60 NSCLC formalin-fixed paraffin-embedded tumor tissue samples (Asterand: 30 squamous; 30 non-squamous) with matching RNA, frozen tissue samples, and patient characteristics/outcomes were utilized. Tumor cell membrane PD-L1 expression was evaluated by IHC using an automated assay based on a sensitive and specific PD-L1 monoclonal antibody (28-8). Tumors were defined as PD-L1 positive (PD-L1+) when ≥5% of the tumor cells had membrane staining at any intensity. PTEN/EGFR expression was analyzed by IHC. Mutations in isolated DNA were analyzed on the AmpliSeq[TM] cancer panel using the Ion Torrent platform. Gene expression was conducted on the Affymetrix platform and association with PD-L1 status analyzed using ANOVA.
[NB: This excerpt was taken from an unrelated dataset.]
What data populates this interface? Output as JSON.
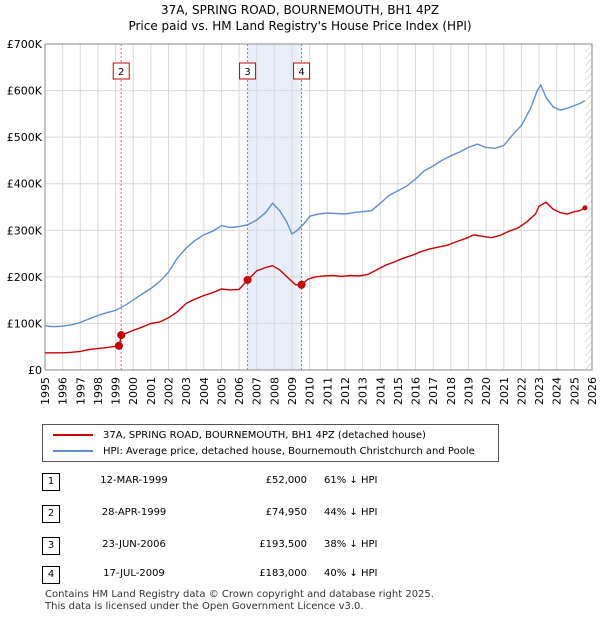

Of 59 tumor samples with available data assessed by IHC, 42% (25/59) were PD-L1+ and 58% (34/59) were PD-L1 negative (PD-L1-). There was no apparent association between PD-L1 protein expression and NSCLC histology: for squamous and non-squamous tumors, 38% (11/29) and 47% (14/30) were PD-L1+, respectively. No association was observed between PD-L1 status and PTEN or EGFR expression. PD-L1+ tumors, compared with PD-L1- tumors, showed higher expression of several immune-related genes, including interferon-gamma (IFNγ), IFNγ-induced cytokine, and other genes involved in immune-cell regulation. The PD-L1 gene was differentially expressed between IHC PD-L1+ and PD-L1- samples, with no continuous relationship noted. Genes associated with tumor progression and signaling pathways were over-expressed in PD-L1+ versus PD-L1- tumors, including proto-oncogene tyrosine kinase (MET), EGFR ligands, neuropilin-2, and alpha E-catenin. Analysis of key mutations from the Ampliseq panel indicated that rates of detectable mutations in our tumor panel differed from those reported in COSMIC (Catalog of Somatic Mutations in Cancer; http://cancer.sanger.ac.uk/cancergenome/projects/cosmic/), as p14/CDKN2A and CBL mutations were not observed. However, KRAS and TP53 mutation rates were consistent with COSMIC. IHC PD-L1 positivity was observed amongst KRAS mutation-positive (8/10) and KRAS wild-type tumors (15/43), and importantly amongst EGFR mutation-positive and EGFR wild-type tumors.
Current data suggest PD-L1 protein expression on NSCLC tumors may be associated with several factors, including expression of immune genes, expression of tumor progression markers, and driver mutations. Ongoing analyses within this tumor panel are exploring putative associations of PD-L1 expression with patient characteristics and outcomes. Findings could help define additional factors that may influence the likelihood of response to nivolumab therapy. Correlates to PD-L1 will be explored in greater detail as part of ongoing phase 3 trials of nivolumab in NSCLC.